Chronique de jurisprudence loi Littoral du mois de juin 2024

par | Sep 3, 2024 | Jurisprudence - Loi littoral, Loi littoral, Publication | 0 commentaires

Partager  :

Résumé : La chronique de jurisprudence relative à la loi Littoral du mois de juin 2024 analyse plusieurs décisions relatives aux notions d’agglomération et de villages existants. À noter également, des décisions sur l’espace urbanisé de la bande de cent mètres et sur les activités économiques et les services publics exigeant la proximité immédiate de l’eau. À signaler également, un contentieux indemnitaire qui doit inciter les communes à la prudence lors de la délivrance de certificats d’urbanisme.

Loi Littoral et SCOT

Application de la loi Littoral aux décisions liées à l’usage du sol et prise en compte du SCOT – cas du SCOT illégal – L’arrêt commune de Landéda (CE, 9 juillet 2021, n° 445118, Commune de Landéda) a rappelé que la loi Littoral devait être appliquée en tenant compte des précisions apportées par le SCOT. Cette jurisprudence ne remet  pas en cause l’application directe de la loi Littoral aux décisions liées à l’usage du sol qui est rappelée de manière constante (CE, 29 juillet 1994, n° 85532, Commune de FrontignanCE, 31 mars 2017, n° 392186, SARL Savoie InvestissementCE, 31 mars 2017, n° 396938). Le SCOT ne fait donc pas écran à l’application de la loi. Les précisions qu’il apporte sont appliquées en même temps que les dispositions législatives. Cette nuance n’est pas sans conséquence, en particulier lorsque le SCOT est illégal. Le Conseil d’État rappelle donc que le juge est fondé, de sa propre initiative, à écarter les dispositions d’un SCOT qu’il estime illégal. En pratique, il n’est donc pas nécessaire que les requérants excipent de l’illégalité du SCOT, ni que le juge soulève ce moyen comme étant d’ordre public (CE, 21 avril 2023, n° 456788).

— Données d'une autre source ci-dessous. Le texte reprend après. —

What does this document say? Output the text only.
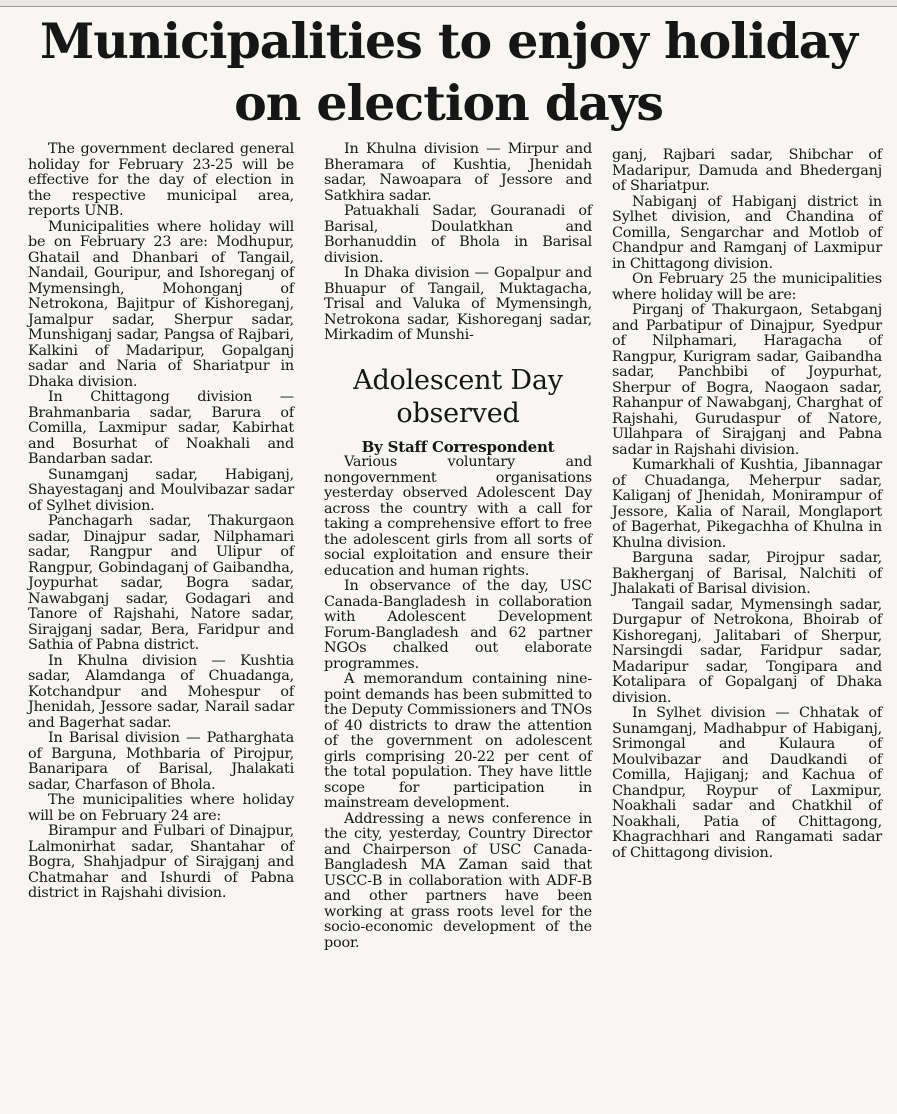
Municipalities to enjoy holiday
on election days

The government declared general holiday for February 23-25 will be effective for the day of election in the respective municipal area, reports UNB.

Municipalities where holiday will be on February 23 are: Modhupur, Ghatail and Dhanbari of Tangail, Nandail, Gouripur, and Ishoreganj of Mymensingh, Mohonganj of Netrokona, Bajitpur of Kishoreganj, Jamalpur sadar, Sherpur sadar, Munshiganj sadar, Pangsa of Rajbari, Kalkini of Madaripur, Gopalganj sadar and Naria of Shariatpur in Dhaka division.

In Chittagong division — Brahmanbaria sadar, Barura of Comilla, Laxmipur sadar, Kabirhat and Bosurhat of Noakhali and Bandarban sadar.

Sunamganj sadar, Habiganj, Shayestaganj and Moulvibazar sadar of Sylhet division.

Panchagarh sadar, Thakurgaon sadar, Dinajpur sadar, Nilphamari sadar, Rangpur and Ulipur of Rangpur, Gobindaganj of Gaibandha, Joypurhat sadar, Bogra sadar, Nawabganj sadar, Godagari and Tanore of Rajshahi, Natore sadar, Sirajganj sadar, Bera, Faridpur and Sathia of Pabna district.

In Khulna division — Kushtia sadar, Alamdanga of Chuadanga, Kotchandpur and Mohespur of Jhenidah, Jessore sadar, Narail sadar and Bagerhat sadar.

In Barisal division — Patharghata of Barguna, Mothbaria of Pirojpur, Banaripara of Barisal, Jhalakati sadar, Charfason of Bhola.

The municipalities where holiday will be on February 24 are:

Birampur and Fulbari of Dinajpur, Lalmonirhat sadar, Shantahar of Bogra, Shahjadpur of Sirajganj and Chatmahar and Ishurdi of Pabna district in Rajshahi division.

In Khulna division — Mirpur and Bheramara of Kushtia, Jhenidah sadar, Nawoapara of Jessore and Satkhira sadar.

Patuakhali Sadar, Gouranadi of Barisal, Doulatkhan and Borhanuddin of Bhola in Barisal division.

In Dhaka division — Gopalpur and Bhuapur of Tangail, Muktagacha, Trisal and Valuka of Mymensingh, Netrokona sadar, Kishoreganj sadar, Mirkadim of Munshi-

Adolescent Day
observed

By Staff Correspondent

Various voluntary and nongovernment organisations yesterday observed Adolescent Day across the country with a call for taking a comprehensive effort to free the adolescent girls from all sorts of social exploitation and ensure their education and human rights.

In observance of the day, USC Canada-Bangladesh in collaboration with Adolescent Development Forum-Bangladesh and 62 partner NGOs chalked out elaborate programmes.

A memorandum containing nine-point demands has been submitted to the Deputy Commissioners and TNOs of 40 districts to draw the attention of the government on adolescent girls comprising 20-22 per cent of the total population. They have little scope for participation in mainstream development.

Addressing a news conference in the city, yesterday, Country Director and Chairperson of USC Canada-Bangladesh MA Zaman said that USCC-B in collaboration with ADF-B and other partners have been working at grass roots level for the socio-economic development of the poor.

ganj, Rajbari sadar, Shibchar of Madaripur, Damuda and Bhederganj of Shariatpur.

Nabiganj of Habiganj district in Sylhet division, and Chandina of Comilla, Sengarchar and Motlob of Chandpur and Ramganj of Laxmipur in Chittagong division.

On February 25 the municipalities where holiday will be are:

Pirganj of Thakurgaon, Setabganj and Parbatipur of Dinajpur, Syedpur of Nilphamari, Haragacha of Rangpur, Kurigram sadar, Gaibandha sadar, Panchbibi of Joypurhat, Sherpur of Bogra, Naogaon sadar, Rahanpur of Nawabganj, Charghat of Rajshahi, Gurudaspur of Natore, Ullahpara of Sirajganj and Pabna sadar in Rajshahi division.

Kumarkhali of Kushtia, Jibannagar of Chuadanga, Meherpur sadar, Kaliganj of Jhenidah, Monirampur of Jessore, Kalia of Narail, Monglaport of Bagerhat, Pikegachha of Khulna in Khulna division.

Barguna sadar, Pirojpur sadar, Bakherganj of Barisal, Nalchiti of Jhalakati of Barisal division.

Tangail sadar, Mymensingh sadar, Durgapur of Netrokona, Bhoirab of Kishoreganj, Jalitabari of Sherpur, Narsingdi sadar, Faridpur sadar, Madaripur sadar, Tongipara and Kotalipara of Gopalganj of Dhaka division.

In Sylhet division — Chhatak of Sunamganj, Madhabpur of Habiganj, Srimongal and Kulaura of Moulvibazar and Daudkandi of Comilla, Hajiganj; and Kachua of Chandpur, Roypur of Laxmipur, Noakhali sadar and Chatkhil of Noakhali, Patia of Chittagong, Khagrachhari and Rangamati sadar of Chittagong division.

L’arrêt rendu le 7 juin 2024 par la Cour administrative d’appel de Nantes permet d’illustrer l’attitude du juge lorsqu’il est confronté à un permis de construire qui, bien que situé en continuité avec une agglomération définie par le SCOT, se trouve en réalité dans un espace urbanisé de manière diffuse.

Par un arrêté du 4 décembre 2020, le maire de Villers-sur-Mer avait délivré un permis d’aménager pour la création d’un lotissement de deux lots à destination d’habitation individuelle sur un terrain situé rue de Convers.

Les parcelles AB 288 (devenue 528, 529 et 530) et 291, au nord de la rue Convers sur la commune de Villers-sur-Mer (Source Géoportail)

Ces parcelles sont incluses dans les limites de l’agglomération telles qu’elles sont définies par le SCOT Nord Pays d’Auge.

Limite de l’agglomération et localisation du terrain (Source : Annexe cartographique du DOO du SCOT du Nord Pays d’Auge)

Pour la Cour, dans ce secteur, les constructions sont édifiées sur de grandes parcelles. Elle relève qu’il est nettement distinct des zones urbanisées situées au nord-est, du fait de la faible densité d’implantation des constructions et de la présence de parcelles non bâties au nord. Il constitue ainsi une zone d’urbanisation diffuse, en continuité de laquelle les dispositions précitées de l’article L. 121-8 du code de l’urbanisme prohibent toute extension de l’urbanisation.

La Cour en déduit logiquement que le SCOT du Nord Pays d’Auge est illégal en ce qu’il inclut le terrain d’assiette du projet dans les limites de l’agglomération au sens de l’article L. 121-8 du code de l’urbanisme. Il ne peut donc pas être pris en compte pour apprécier la conformité du projet à ces dispositions (CAA Nantes, 7 juin 2024, n° 23NT01002).

Application de la loi Littoral au PLU – prise en compte d’un SCOT imprécis – Dès lors qu’un SCOT comporte des dispositions relatives à la mise en œuvre de la loi Littoral, elles doivent être prises en compte pour apprécier la compatibilité d’un PLU avec les dispositions législatives. Les dispositions en question n’ont pas à être précises mais elles doivent être compatibles avec la loi (CE, 29 septembre 2020, n° 423087, Commune du Lavandou).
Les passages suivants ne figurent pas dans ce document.